I was sitting quietly at the edge of the bay this afternoon when I saw him.
He was deeply tanned, so tan it was clear he spent the majority of his time outside. He wore only torn shorts, and he was heavily tattooed. His long, matted hair had not seen a shower in some time and the dirty fisherman’s hat he wore should have been thrown out years ago. He shuffled towards me, speaking under his breath, and I began to get anxious.
It wasn’t just his presence that was intimidating – it was the knives hanging from his worn belt. I eyed them as he got closer and closer, and looked around to see if anyone else was within an acceptable distance to keep him from doing me any harm. They were not.
I began to pray for the Holy Spirit to show up and protect me.
And He showed up.
But in a way I never expected.
As the man approached me, he took off his hat. He never made eye contact with me, but glanced at the Bible in my lap, bowed his head slightly and said “May God bless you today, ma’am” and moved on.
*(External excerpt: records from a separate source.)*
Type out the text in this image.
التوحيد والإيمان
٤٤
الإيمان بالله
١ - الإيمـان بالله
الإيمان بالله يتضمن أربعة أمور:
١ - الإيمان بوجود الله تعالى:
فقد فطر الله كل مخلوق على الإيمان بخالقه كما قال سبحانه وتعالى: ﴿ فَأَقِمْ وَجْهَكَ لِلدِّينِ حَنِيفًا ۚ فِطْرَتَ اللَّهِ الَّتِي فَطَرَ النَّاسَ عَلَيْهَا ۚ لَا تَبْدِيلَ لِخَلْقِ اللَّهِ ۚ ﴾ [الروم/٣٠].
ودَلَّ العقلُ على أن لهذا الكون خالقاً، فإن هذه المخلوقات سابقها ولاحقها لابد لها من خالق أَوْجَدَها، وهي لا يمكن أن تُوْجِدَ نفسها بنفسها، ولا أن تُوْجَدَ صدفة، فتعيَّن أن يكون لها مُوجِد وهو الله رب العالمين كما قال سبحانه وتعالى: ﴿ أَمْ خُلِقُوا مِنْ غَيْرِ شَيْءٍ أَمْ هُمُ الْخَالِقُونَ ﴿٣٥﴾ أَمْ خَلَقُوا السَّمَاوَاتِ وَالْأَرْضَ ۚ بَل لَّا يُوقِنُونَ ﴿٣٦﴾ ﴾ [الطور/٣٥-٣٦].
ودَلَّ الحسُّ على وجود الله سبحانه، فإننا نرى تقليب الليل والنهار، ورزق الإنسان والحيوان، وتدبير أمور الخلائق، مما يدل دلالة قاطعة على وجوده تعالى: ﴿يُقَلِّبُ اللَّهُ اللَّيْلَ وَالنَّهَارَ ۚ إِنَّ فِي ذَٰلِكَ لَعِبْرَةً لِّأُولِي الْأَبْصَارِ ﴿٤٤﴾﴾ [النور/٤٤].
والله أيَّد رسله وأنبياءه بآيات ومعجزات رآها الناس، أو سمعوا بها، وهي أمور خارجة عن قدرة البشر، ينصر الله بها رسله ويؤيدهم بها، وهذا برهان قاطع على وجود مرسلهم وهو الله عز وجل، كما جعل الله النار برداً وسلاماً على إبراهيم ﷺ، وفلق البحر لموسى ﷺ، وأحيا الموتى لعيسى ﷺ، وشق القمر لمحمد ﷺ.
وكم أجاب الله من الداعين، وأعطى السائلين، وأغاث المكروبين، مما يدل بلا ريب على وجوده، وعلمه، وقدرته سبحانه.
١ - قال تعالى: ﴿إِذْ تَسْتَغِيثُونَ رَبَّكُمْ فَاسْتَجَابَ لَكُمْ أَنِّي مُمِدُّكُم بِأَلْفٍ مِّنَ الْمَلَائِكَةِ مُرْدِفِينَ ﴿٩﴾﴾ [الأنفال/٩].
“God bless you too! ” I said.
I felt entirely hypocritical and saddened with my own gut level fear of this man who had done nothing to deserve it.
But God wasn’t done with his lesson yet. Ten minutes later, I sensed his shadow falling across my Bible and I looked up. He placed an old McDonald’s cup, filled with bay water and a slightly withered flower, at my feet. As he placed it down, the petals were already falling off.
“From an old southern gentleman, to a beautiful young lady” he said, nodding his head and moving on. He would not come near me again.
I sat there stunned. Prayers raced through my mind. “Lord, forgive me, Forgive this heart which has come so far but yet is still so far from Your heart of love.” After all these years of proclaiming God’s love, of learning to love and respect people not like me, I still have so far to go to be anything like Him.
And as I packed up my things, carefully transporting the flower and cup to my car, I saw him again; spear fishing in the Bay for his dinner, using assorted knives he kept on him.
Lord, give me Your eyes. I don’t want to be blind anymore.